Add a job with the delay option to schedule it for future processing:
const Queue = require('bull');
const myQueue = new Queue('delayed-tasks');

// Process jobs in 5 seconds
await myQueue.add({ task: 'send-email' }, { delay: 5000 });

// Process jobs in 1 hour (3600000 milliseconds)
await myQueue.add({ task: 'generate-report' }, { delay: 3600000 });

How Delays Work

The delay option accepts a number representing milliseconds to wait before the job can be processed.
interface JobOpts {
  delay: number; // An amount of milliseconds to wait until this job can be processed.
}
For accurate delays, both server and clients should have their clocks synchronized. Time drift between systems can affect when delayed jobs are processed.

Common Use Cases

const emailQueue = new Queue('email-reminders');

// Send password reset email after 5 minutes if not completed
await emailQueue.add(
  { 
    type: 'password-reset-reminder',
    userId: user.id,
    email: user.email 
  },
  { delay: 300000 } // 5 minutes
);

Working with Delayed Jobs

Retrieving Delayed Jobs

You can get all delayed jobs from the queue:
const delayedJobs = await myQueue.getDelayed();
console.log(`Found ${delayedJobs.length} delayed jobs`);

Checking Delay Count

const count = await myQueue.getDelayedCount();
console.log(`${count} jobs are currently delayed`);

Promoting Delayed Jobs

You can promote a delayed job to execute immediately:
const job = await myQueue.getJob(jobId);
if (job) {
  await job.promote();
  console.log('Job promoted to waiting state');
}

Combining with Other Options

Delayed jobs can be combined with other job options:
await myQueue.add(
  { task: 'important-delayed-task' },
  {
    delay: 10000,           // Wait 10 seconds
    attempts: 3,            // Retry up to 3 times if it fails
    priority: 1,            // High priority
    removeOnComplete: true  // Clean up after completion
  }
);
Delayed jobs use Redis sorted sets internally.

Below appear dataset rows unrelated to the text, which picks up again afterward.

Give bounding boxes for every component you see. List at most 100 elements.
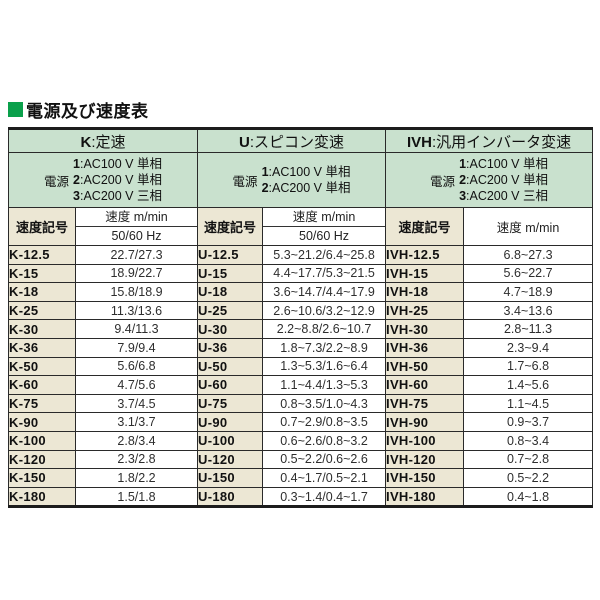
table-row: K-120 2.3/2.8 U-120 0.5~2.2/0.6~2.6 IVH-120 0… [8,449,594,470]
table-row: K-150 1.8/2.2 U-150 0.4~1.7/0.5~2.1 IVH-150 0… [8,468,594,488]
speed-value-cell: 5.6~22.7 [463,263,594,284]
speed-value-cell: 0.4~1.8 [463,486,594,508]
speed-code-cell: U-30 [197,319,264,339]
speed-code-cell: IVH-25 [385,300,465,321]
power-option: 3:AC200 V 三相 [73,189,162,203]
speed-value-cell: 4.7/5.6 [74,375,199,395]
speed-value-cell: 2.3~9.4 [463,337,594,358]
power-option: 1:AC100 V 単相 [73,157,162,171]
speed-code-cell: K-30 [8,319,76,339]
speed-value-cell: 11.3/13.6 [74,300,199,321]
speed-code-cell: IVH-50 [385,356,465,377]
speed-code-cell: K-120 [8,449,76,470]
speed-value-cell: 2.8/3.4 [74,430,199,451]
table-row: K-180 1.5/1.8 U-180 0.3~1.4/0.4~1.7 IVH-180 0… [8,486,594,508]
group-header-K: K:定速 [7,128,199,153]
speed-value-cell: 1.5/1.8 [74,486,199,508]
power-supply-cell-K: 電源 1:AC100 V 単相 2:AC200 V 単相 3:AC200 V 三相 [7,152,199,208]
speed-value-cell: 0.6~2.6/0.8~3.2 [262,430,387,451]
power-option: 3:AC200 V 三相 [459,189,548,203]
speed-code-cell: K-75 [8,393,76,414]
power-supply-cell-IVH: 電源 1:AC100 V 単相 2:AC200 V 単相 3:AC200 V 三相 [385,152,594,208]
speed-value-cell: 1.4~5.6 [463,375,594,395]
table-row: K-36 7.9/9.4 U-36 1.8~7.3/2.2~8.9 IVH-36 2.3~… [8,337,594,358]
frequency-label: 50/60 Hz [111,229,162,243]
table-row: K-30 9.4/11.3 U-30 2.2~8.8/2.6~10.7 IVH-30 2.… [8,319,594,339]
speed-code-cell: U-36 [197,337,264,358]
speed-code-cell: IVH-15 [385,263,465,284]
speed-value-cell: 0.8~3.4 [463,430,594,451]
speed-code-cell: IVH-120 [385,449,465,470]
speed-value-cell: 1.8/2.2 [74,468,199,488]
speed-value-cell: 3.4~13.6 [463,300,594,321]
speed-code-cell: K-12.5 [8,245,76,265]
speed-code-cell: U-15 [197,263,264,284]
speed-code-cell: K-150 [8,468,76,488]
table-row: K-15 18.9/22.7 U-15 4.4~17.7/5.3~21.5 IVH-15… [8,263,594,284]
speed-value-cell: 0.9~3.7 [463,412,594,432]
speed-value-cell: 7.9/9.4 [74,337,199,358]
speed-value-cell: 5.6/6.8 [74,356,199,377]
power-speed-table: K:定速 U:スピコン変速 IVH:汎用インバータ変速 電源 1:AC100 V 単相 2… [7,127,594,509]
power-option: 1:AC100 V 単相 [261,165,351,179]
speed-code-column-header-K: 速度記号 [8,207,76,246]
speed-code-column-header-U: 速度記号 [197,207,264,246]
speed-code-cell: K-50 [8,356,76,377]
speed-code-cell: IVH-150 [385,468,465,488]
speed-value-cell: 0.4~1.7/0.5~2.1 [262,468,387,488]
speed-code-cell: U-60 [197,375,264,395]
speed-unit-column-header-U: 速度 m/min 50/60 Hz [262,207,387,246]
speed-value-cell: 9.4/11.3 [74,319,199,339]
table-row: K-90 3.1/3.7 U-90 0.7~2.9/0.8~3.5 IVH-90 0.9~… [8,412,594,432]
power-option: 1:AC100 V 単相 [459,157,548,171]
speed-value-cell: 0.5~2.2/0.6~2.6 [262,449,387,470]
speed-code-cell: IVH-75 [385,393,465,414]
speed-value-cell: 5.3~21.2/6.4~25.8 [262,245,387,265]
speed-value-cell: 0.7~2.8 [463,449,594,470]
speed-value-cell: 22.7/27.3 [74,245,199,265]
speed-code-cell: U-50 [197,356,264,377]
table-row: K-60 4.7/5.6 U-60 1.1~4.4/1.3~5.3 IVH-60 1.4~… [8,375,594,395]
speed-code-cell: U-150 [197,468,264,488]
speed-value-cell: 3.6~14.7/4.4~17.9 [262,282,387,302]
speed-code-cell: IVH-12.5 [385,245,465,265]
speed-value-cell: 0.7~2.9/0.8~3.5 [262,412,387,432]
speed-code-cell: K-25 [8,300,76,321]
speed-value-cell: 1.7~6.8 [463,356,594,377]
speed-code-cell: K-90 [8,412,76,432]
speed-value-cell: 3.7/4.5 [74,393,199,414]
frequency-label: 50/60 Hz [299,229,350,243]
speed-unit-label: 速度 m/min [263,209,385,227]
speed-code-cell: IVH-180 [385,486,465,508]
power-label: 電源 [232,174,258,189]
power-option: 2:AC200 V 単相 [261,181,351,195]
speed-value-cell: 2.6~10.6/3.2~12.9 [262,300,387,321]
speed-code-cell: K-180 [8,486,76,508]
speed-value-cell: 4.4~17.7/5.3~21.5 [262,263,387,284]
table-row: K-50 5.6/6.8 U-50 1.3~5.3/1.6~6.4 IVH-50 1.7~… [8,356,594,377]
speed-code-cell: U-75 [197,393,264,414]
speed-code-cell: IVH-18 [385,282,465,302]
speed-code-cell: U-120 [197,449,264,470]
speed-code-cell: K-60 [8,375,76,395]
speed-value-cell: 0.3~1.4/0.4~1.7 [262,486,387,508]
power-option: 2:AC200 V 単相 [73,173,162,187]
page-title: 電源及び速度表 [8,97,149,122]
table-row: K-18 15.8/18.9 U-18 3.6~14.7/4.4~17.9 IVH-18… [8,282,594,302]
speed-code-cell: U-90 [197,412,264,432]
speed-code-cell: IVH-100 [385,430,465,451]
speed-unit-column-header-K: 速度 m/min 50/60 Hz [74,207,199,246]
speed-code-cell: K-100 [8,430,76,451]
speed-value-cell: 2.8~11.3 [463,319,594,339]
speed-value-cell: 6.8~27.3 [463,245,594,265]
speed-code-cell: K-15 [8,263,76,284]
speed-code-cell: IVH-60 [385,375,465,395]
speed-value-cell: 0.8~3.5/1.0~4.3 [262,393,387,414]
speed-code-cell: U-18 [197,282,264,302]
speed-value-cell: 2.3/2.8 [74,449,199,470]
speed-code-cell: IVH-90 [385,412,465,432]
speed-unit-column-header-IVH: 速度 m/min [463,207,594,246]
speed-value-cell: 3.1/3.7 [74,412,199,432]
speed-code-cell: U-100 [197,430,264,451]
group-header-IVH: IVH:汎用インバータ変速 [385,128,594,153]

Very large numbers of delayed jobs (millions) may impact Redis memory usage.

Delay vs Repeatable Jobs

  • Delayed Jobs: Execute once at a specific future time
  • Repeatable Jobs: Execute repeatedly on a schedule (see Repeatable Jobs)
// Delayed job - runs once
await queue.add({ task: 'one-time' }, { delay: 5000 });

// Repeatable job - runs on schedule
await queue.add({ task: 'recurring' }, { repeat: { cron: '0 9 * * *' } });

Best Practices

1

Use absolute timestamps for precision

Calculate the exact delay based on timestamps rather than estimating:
const targetTime = new Date('2026-12-31T23:59:59Z');
const delay = targetTime.getTime() - Date.now();
await queue.add(data, { delay });
2

Handle clock skew

Be aware that delays depend on system time. Use NTP synchronization in production environments.
3

Set appropriate cleanup policies

Use removeOnComplete to prevent delayed job metadata from accumulating:
await queue.add(data, { 
  delay: 60000,
  removeOnComplete: true 
});
For delays longer than a few days, consider using repeatable jobs with a cron expression instead, as they’re more reliable for long-term scheduling.